The vampire wasn't particularly interested in personal hygiene tips; he just growled and charged. The fight ended fast; a quick staking, with the final score Slayer 1, vampire 0.

"So much for tonight's appointments," Buffy said to herself. "Some general patrolling?" She rubbed her head. "No, I bagged my vampire quota for the night, and I'm feeling distinctly bleeah. Probably from smelling Stinky, here. Go home and get some sleep, that's the idea."

Buffy got home, and changed for bed. "Bed looks kind of lumpy." She walked around her bed a couple of times, patting it down, then climbed in, and was soon fast asleep.

In the morning, Buffy woke up still feeling lousy. Her head felt fuzzy, she had trouble focusing her eyes, sounds seemed too loud, and her room smelled like a gym locker whose contents were WAY overdue for washing.

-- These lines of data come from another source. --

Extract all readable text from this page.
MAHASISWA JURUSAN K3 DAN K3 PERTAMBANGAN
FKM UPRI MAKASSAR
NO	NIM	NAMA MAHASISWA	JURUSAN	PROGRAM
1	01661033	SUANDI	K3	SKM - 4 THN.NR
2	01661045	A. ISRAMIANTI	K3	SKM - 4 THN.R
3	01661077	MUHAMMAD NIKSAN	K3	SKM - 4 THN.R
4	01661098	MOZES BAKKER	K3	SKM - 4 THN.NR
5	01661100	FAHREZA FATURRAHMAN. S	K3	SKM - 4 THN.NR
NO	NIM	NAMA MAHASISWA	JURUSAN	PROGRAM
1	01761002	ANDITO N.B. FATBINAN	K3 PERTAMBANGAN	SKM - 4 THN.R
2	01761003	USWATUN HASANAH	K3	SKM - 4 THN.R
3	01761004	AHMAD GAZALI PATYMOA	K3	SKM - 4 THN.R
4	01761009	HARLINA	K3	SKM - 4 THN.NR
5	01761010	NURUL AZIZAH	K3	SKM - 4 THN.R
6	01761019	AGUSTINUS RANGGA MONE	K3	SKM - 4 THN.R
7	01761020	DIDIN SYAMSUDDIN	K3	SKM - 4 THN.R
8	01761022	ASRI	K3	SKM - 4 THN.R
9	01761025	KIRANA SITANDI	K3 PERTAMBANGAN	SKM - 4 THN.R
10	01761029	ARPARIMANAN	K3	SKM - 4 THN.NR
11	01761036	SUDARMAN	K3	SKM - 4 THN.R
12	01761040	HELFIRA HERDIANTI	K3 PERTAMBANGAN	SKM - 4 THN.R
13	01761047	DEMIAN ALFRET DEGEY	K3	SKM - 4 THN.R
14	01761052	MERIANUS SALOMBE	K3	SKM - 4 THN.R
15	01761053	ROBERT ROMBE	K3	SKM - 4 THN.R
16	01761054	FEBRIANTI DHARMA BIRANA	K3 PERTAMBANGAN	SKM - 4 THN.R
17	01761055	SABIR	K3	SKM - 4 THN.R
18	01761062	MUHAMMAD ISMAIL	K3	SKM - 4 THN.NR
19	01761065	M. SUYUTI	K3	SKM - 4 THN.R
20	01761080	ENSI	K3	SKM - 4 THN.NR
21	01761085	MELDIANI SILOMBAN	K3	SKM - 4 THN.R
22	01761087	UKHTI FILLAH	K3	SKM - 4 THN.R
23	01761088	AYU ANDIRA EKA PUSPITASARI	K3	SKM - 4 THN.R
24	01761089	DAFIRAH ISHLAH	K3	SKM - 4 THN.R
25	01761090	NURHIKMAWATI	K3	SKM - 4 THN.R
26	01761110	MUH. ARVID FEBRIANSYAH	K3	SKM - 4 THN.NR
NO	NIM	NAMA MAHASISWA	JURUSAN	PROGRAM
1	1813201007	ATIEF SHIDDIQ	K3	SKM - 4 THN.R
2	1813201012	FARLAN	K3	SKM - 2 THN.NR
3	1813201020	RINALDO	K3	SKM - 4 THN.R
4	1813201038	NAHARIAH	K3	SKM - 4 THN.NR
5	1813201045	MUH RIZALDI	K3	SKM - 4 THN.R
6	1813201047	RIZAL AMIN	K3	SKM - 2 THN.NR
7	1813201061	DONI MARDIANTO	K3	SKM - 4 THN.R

*I wish I'd been drinking last night*, Buffy thought, *then I'd know what not to do so I wouldn't feel this way in the morning. Maybe I've got a virus or something.*

She managed to roll out of bed, and landed on all fours next to it. She pulled herself up to her dresser, focused her eyes on her reflection in the mirror, and yelled, or at least tried to yell. It came out more like a yip, only confirming what she'd seen in the mirror. Sometime during the night, Buffy Summers had been transformed into a golden retriever.